Whan that Aprill, with his shoures soote
The drought of March hath perced to the roote
And bathed every veyne in swich licour,
Of which vertu engendred is the flour;
Whan Zephirus eek with his sweete breeth
Inspired hath in every holt and heeth
The tendre croppes, and the yonge sonne
Hath in the Ram his halfe cours yronne,
And smale foweles maken melodye,
That slepen al the nyght with open eye-
(So priketh hem Nature in hir corages);
Thanne longen folk to goon on pilgrimages
And palmeres for to seken straunge strondes
To ferne halwes, kowthe in sondry londes;
And specially from every shires ende
Of Engelond, to Caunterbury they wende,
The hooly blisful martir for to seke
That hem hath holpen, whan that they were seeke.
Bifil that in that seson, on a day,
In Southwerk at the Tabard as I lay
Redy to wenden on my pilgrymage
To Caunterbury with ful devout corage,
At nyght was come into that hostelrye
Wel nyne and twenty in a compaignye
Of sondry folk, by aventure yfalle
In felaweshipe, and pilgrimes were they alle,
That toward Caunterbury wolden ryde.
How did you do? Not very well? Too many words that aren't easily recognizable? You are reading Middle English--which at times seems closer to German than modern English, especially in pronunciation, where you articulate all the consonants. So, "pilgrymage" (which we say as a three syllable word) becomes PIL GRIM MAH JA. Quite fun, reading and speaking in Middle English.

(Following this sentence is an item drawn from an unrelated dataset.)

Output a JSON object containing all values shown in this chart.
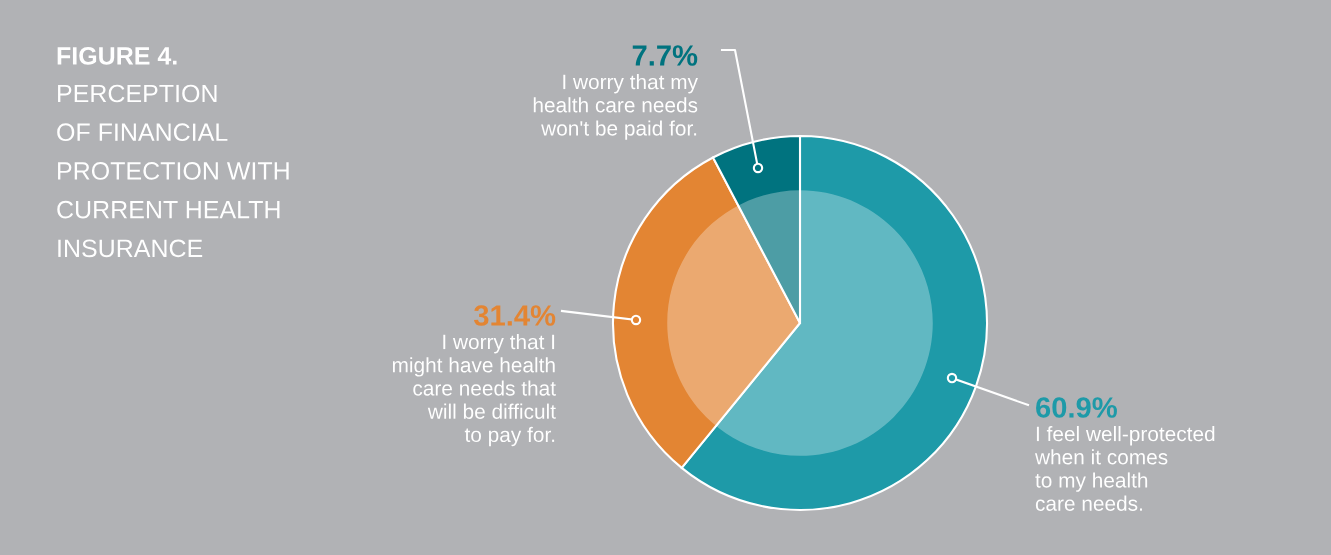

OK--what Chaucer was writing about was a group of twenty-nine pilgrims who are making a trip in April to Canterbury to visit the grave of Thomas Becket, who had been murdered in the cathedral. The remains of his body had been gathered up by faithful followers. Soon, miracles began to happen--and by the time Chaucer writes, two hundred years after Becket's death, pilgrims were traveling in droves to this site.

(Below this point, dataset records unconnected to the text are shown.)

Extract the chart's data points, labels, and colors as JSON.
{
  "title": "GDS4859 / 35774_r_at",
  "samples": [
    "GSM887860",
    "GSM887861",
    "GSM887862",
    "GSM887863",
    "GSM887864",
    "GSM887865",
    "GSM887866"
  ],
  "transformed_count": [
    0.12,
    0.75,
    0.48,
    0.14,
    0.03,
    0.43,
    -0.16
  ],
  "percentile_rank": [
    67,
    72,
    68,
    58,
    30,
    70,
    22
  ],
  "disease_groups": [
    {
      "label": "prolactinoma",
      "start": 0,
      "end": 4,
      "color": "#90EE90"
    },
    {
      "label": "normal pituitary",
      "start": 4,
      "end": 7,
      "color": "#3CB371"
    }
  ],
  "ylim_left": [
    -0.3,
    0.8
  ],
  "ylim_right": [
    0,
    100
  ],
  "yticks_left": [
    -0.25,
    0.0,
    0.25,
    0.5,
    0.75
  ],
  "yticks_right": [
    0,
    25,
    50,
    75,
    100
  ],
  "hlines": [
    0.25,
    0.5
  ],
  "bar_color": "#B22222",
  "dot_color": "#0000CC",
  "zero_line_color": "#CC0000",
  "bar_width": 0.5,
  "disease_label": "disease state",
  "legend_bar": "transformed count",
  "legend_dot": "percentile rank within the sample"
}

And they still go today--only, now they are called tourists. Maybe they don't expect miracles, but they can be awed. Tourists first go through a gate (not sure if pilgrims did likewise or not)--pictured below.
The cathedral that stands today would not have been what Chaucer's pilgrims saw. The soaring Gothic style of the cathedral (pictured below) was rebuilt in the 14th century, so it was not the cathedral standing there in Becket's day.
For 3 centuries after Becket's death, a shrine in Trinity Chapel was dedicated to Thomas Becket, who had been made a saint in 1173. But, with Henry VIII's break with the Catholic Church, and his establishment of the Church of England, Henry ordered thousands of Catholic sites destroyed. Among them was the shrine of Thomas Becket. Today, a simple candle marks the spot of the Becket Shrine.
The actual spot where Becket was slain still exists, but is today marked by a modern memorial. This site is simply called The Martyrdom, with the jagged steel swords on either side of the broken sword hanging over a simple altar. Thomas was praying at the altar when Henry II's knights stormed in and killed him.
One part of the cathedral that would have been standing in Becket's day is the crypt. Below the quire of the cathedral, the crypt shows Romanesque architecture. The low arches are dramatically lit by small lights.
This small chapel in the crypt is called the Jesus Chapel--the ceiling is marvelously decorated.
Outside the cathedral, few old buildings stand.
There is a lovely small healing garden, with walls on three sides. It is easy to imagine people seeking solace here.